Pittman shook his head. “This is too ordinary for them. They live on estates in Virginia.”
“Then who did you come here to see?”
“A man who hates them.” Pittman headed south on Wisconsin Avenue. Headlights and streetlights made him squint. “The guy I’ve been trying to phone every time we stopped along the road. Bradford Denning. He’s elderly now, but in his prime, he was a career diplomat. A mover and shaker in the State Department during the Truman administration. According to him, he would eventually have become secretary of state.”
“What happened that he didn’t?”
“The grand counselors. They didn’t like him being in competition with them, so they got him out of their way.”
“How on earth did they manage that?”
“To hear Denning tell it-this was during the McCarthy witch-hunt era-they spread persistent rumors that Denning was soft on communism.”
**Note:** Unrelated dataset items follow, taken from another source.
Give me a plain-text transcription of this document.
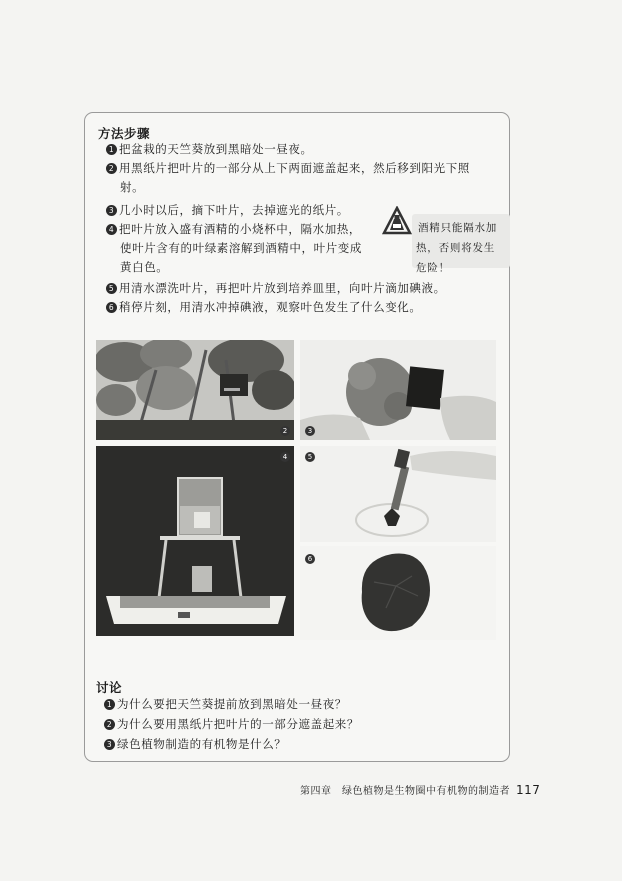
方法步骤
1 把盆栽的天竺葵放到黑暗处一昼夜。
2 用黑纸片把叶片的一部分从上下两面遮盖起来，然后移到阳光下照
射。
3 几小时以后，摘下叶片，去掉遮光的纸片。
4 把叶片放入盛有酒精的小烧杯中，隔水加热，
使叶片含有的叶绿素溶解到酒精中，叶片变成
黄白色。
5 用清水漂洗叶片，再把叶片放到培养皿里，向叶片滴加碘液。
6 稍停片刻，用清水冲掉碘液，观察叶色发生了什么变化。
酒精只能隔水加
热，否则将发生危险！
2	3
4	5
6
讨论
1 为什么要把天竺葵提前放到黑暗处一昼夜？
2 为什么要用黑纸片把叶片的一部分遮盖起来？
3 绿色植物制造的有机物是什么？
第四章　绿色植物是生物圈中有机物的制造者 117
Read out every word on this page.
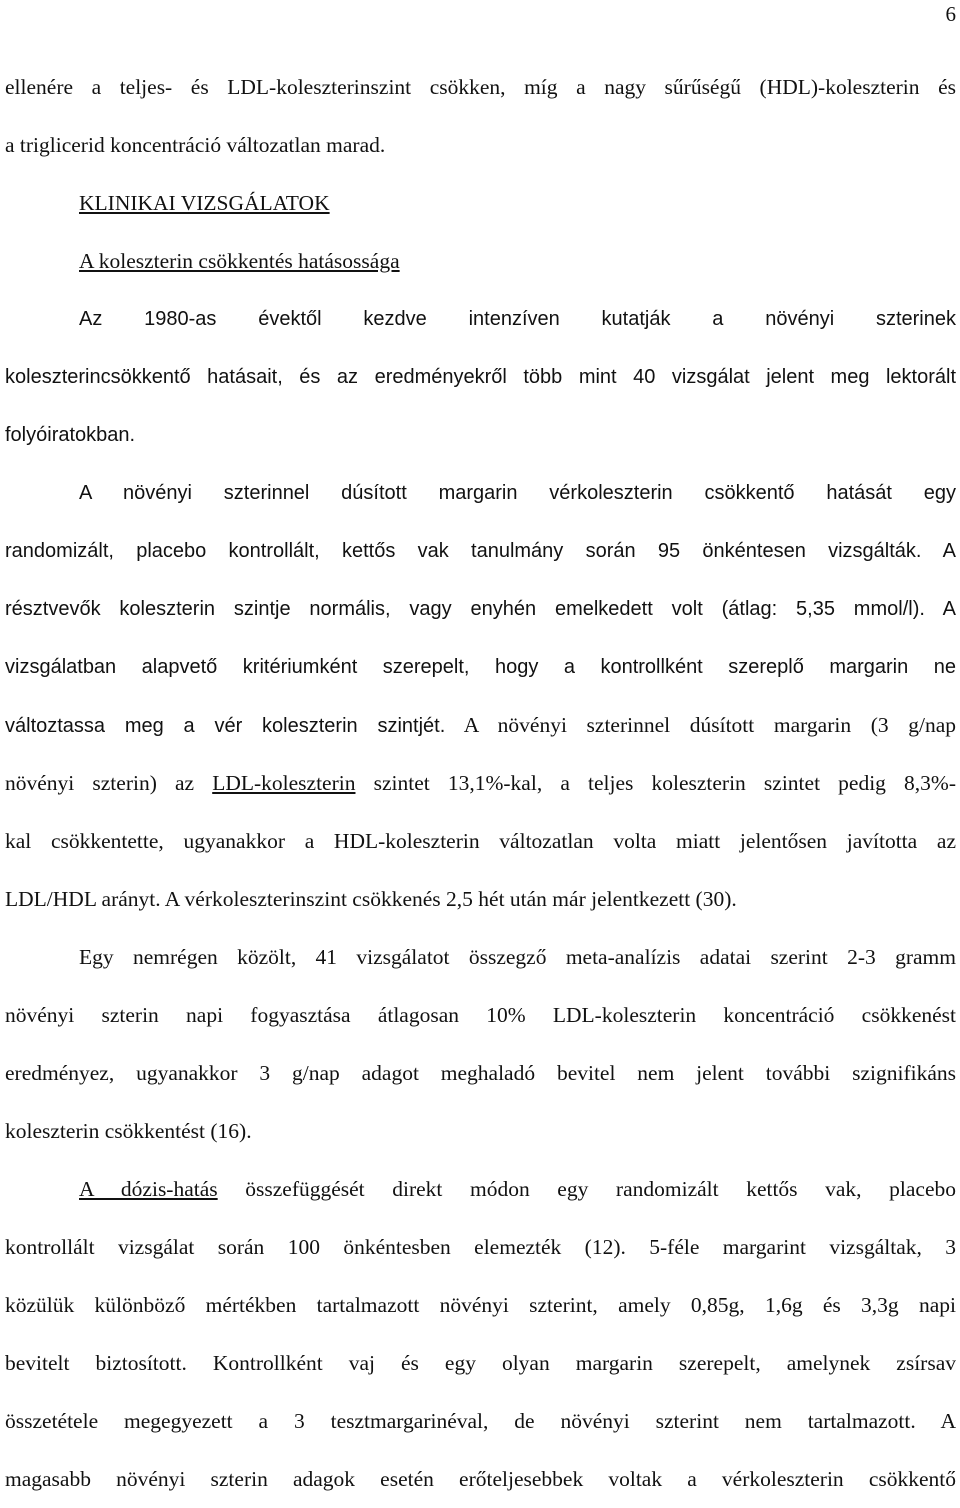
6
ellenére a teljes- és LDL-koleszterinszint csökken, míg a nagy sűrűségű (HDL)-koleszterin és
a triglicerid koncentráció változatlan marad.
KLINIKAI VIZSGÁLATOK
A koleszterin csökkentés hatásossága
Az 1980-as évektől kezdve intenzíven kutatják a növényi szterinek
koleszterincsökkentő hatásait, és az eredményekről több mint 40 vizsgálat jelent meg lektorált
folyóiratokban.
A növényi szterinnel dúsított margarin vérkoleszterin csökkentő hatását egy
randomizált, placebo kontrollált, kettős vak tanulmány során 95 önkéntesen vizsgálták. A
résztvevők koleszterin szintje normális, vagy enyhén emelkedett volt (átlag: 5,35 mmol/l). A
vizsgálatban alapvető kritériumként szerepelt, hogy a kontrollként szereplő margarin ne
változtassa meg a vér koleszterin szintjét. A növényi szterinnel dúsított margarin (3 g/nap
növényi szterin) az LDL-koleszterin szintet 13,1%-kal, a teljes koleszterin szintet pedig 8,3%-
kal csökkentette, ugyanakkor a HDL-koleszterin változatlan volta miatt jelentősen javította az
LDL/HDL arányt. A vérkoleszterinszint csökkenés 2,5 hét után már jelentkezett (30).
Egy nemrégen közölt, 41 vizsgálatot összegző meta-analízis adatai szerint 2-3 gramm
növényi szterin napi fogyasztása átlagosan 10% LDL-koleszterin koncentráció csökkenést
eredményez, ugyanakkor 3 g/nap adagot meghaladó bevitel nem jelent további szignifikáns
koleszterin csökkentést (16).
A dózis-hatás összefüggését direkt módon egy randomizált kettős vak, placebo
kontrollált vizsgálat során 100 önkéntesben elemezték (12). 5-féle margarint vizsgáltak, 3
közülük különböző mértékben tartalmazott növényi szterint, amely 0,85g, 1,6g és 3,3g napi
bevitelt biztosított. Kontrollként vaj és egy olyan margarin szerepelt, amelynek zsírsav
összetétele megegyezett a 3 tesztmargarinéval, de növényi szterint nem tartalmazott. A
magasabb növényi szterin adagok esetén erőteljesebbek voltak a vérkoleszterin csökkentő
“In the early fifties, that would have ruined a diplomat.”
“It certainly ruined Denning. He found it impossible to undo the damage, was given less and less responsibility in the State Department, and finally had to resign. He claims that his isn’t the only career the grand counselors ruined by claiming that somebody was a Communist sympathizer. The grand counselors then ingratiated themselves with the incoming Eisenhower administration, replaced the diplomats they’d attacked, and went on to control the highest diplomatic offices. That lasted until 1960 when the Democrats regained the White House with Kennedy. Kennedy wanted to work with friends and family rather than career diplomats. For three years, the grand counselors stood on the sidelines. But after Kennedy was assassinated, Johnson, who had disliked Kennedy, was eager to assert himself by getting Kennedy’s people out of the State Department and the White House staff. He welcomed the grand counselors back into diplomatic power. For the second time in their careers, they had managed the trick of being accepted by different political parties. In fact, by then they seemed to transcend the two-party system, so that when Nixon and the Republicans came back into power at the end of the sixties, the grand counselors had no difficulty in continuing to maintain their influence. So it went. In periods of intense international strain, various later Presidents continued to ask for their advice.”